The New York-based law firm Mark J. Bern & Partners LLP has worked with a coalition of regional law firms to prepare opioid lawsuits in 24 of South Carolina’s 46 counties, as well as counties in other states across the country.

MAIN STORY: Dorchester County lawsuit says campaign of misinformation led to costly opioid abuse

Faced with mounting health care costs, lost productivity and dozens of deaths, Dorchester County is suing a group of retailers, doctors, drug representatives and pharmaceutical manufacturers, accusing them of neglecting their duty to protect the public from drug abuse. The defendants say they’ve done nothing wrong.

“Some of the counties have approached us and our team, and others we have made pitches to,” Bern said.

Charleston attorney Andy Savage said other lawsuits of this magnitude, such as tobacco and asbestos litigation, have been filed at the state level, which means local governments “just become a card on the table,” and the compensation that companies pay to states is never distributed to municipalities that feel the problem most acutely.

“We know the state costs of the opioids, the statewide tax dollars spent for the results of government intervention because of the opioid crisis, is minimal compared to the county,” Savage said. “The county’s responsible for EMS (emergency medical services), the county’s responsible for law enforcement, the county’s responsible for all sorts of paid-immediately expenses.”

Savage, who is one of the attorneys representing Dorchester County, said the law firms are approaching the opioid lawsuit differently from similar litigation in the past.

“What we have made the decision to do is not to represent as many states and big plaintiffs as we can, but to go and provide individual service to the individual counties based on expenses they’ve incurred and the damage that has been done to local governments by this crisis,” he said. “It’s a whole different way of doing things.”

Bern said the lawsuits have all been filed in state courts, because the federal cases are being consolidated and sent to the Northern District of Ohio.
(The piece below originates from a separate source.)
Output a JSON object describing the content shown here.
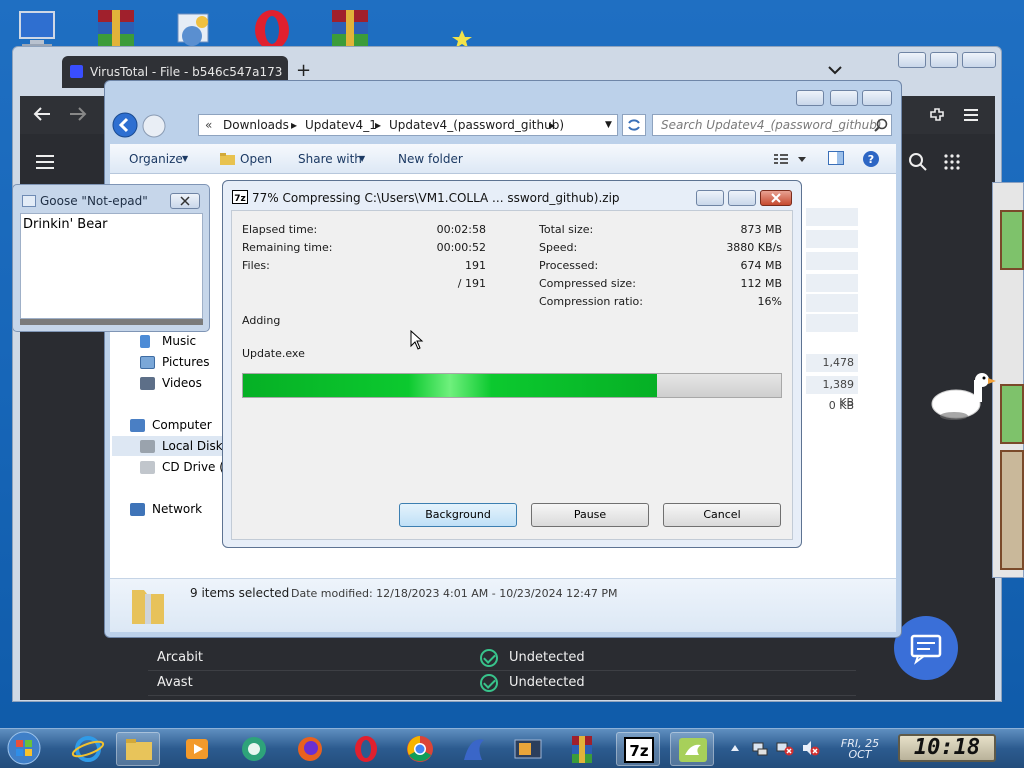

So far, Savage and Bern said the lawyers have been successful in keeping the lawsuits at the state level and out of the federal courts — for example, U.S. District Judge Timothy Cain ordered in May that a case brought by Greenville County should be heard by the state court, despite requests from defendants to remand it to federal court.

Bern said each lawsuit is slightly different — some counties are suing only Purdue Pharma; others, like Dorchester County, are suing more than 40 companies and individuals — but all of the counties are asking for damages and equitable relief to stop the distribution of opioids.

Last month, state Supreme Court Chief Justice Donald Beatty ordered that all discovery and pretrial motions for the S.C. counties’ cases will be handled by a single circuit court judge, Perry Gravely in Greenville County, to help keep rulings uniform and conserve resources. Beatty said in his order that all of the cases will be transferred to their original jurisdictions when it’s time for trial.

S.C. Attorney General Alan Wilson also filed a lawsuit in August 2017 against Purdue Pharma alleging that the company unfairly and deceptively marketed opioids in violation of a 2007 settlement with the state for similar conduct. That case is scheduled to go to trial in October 2019.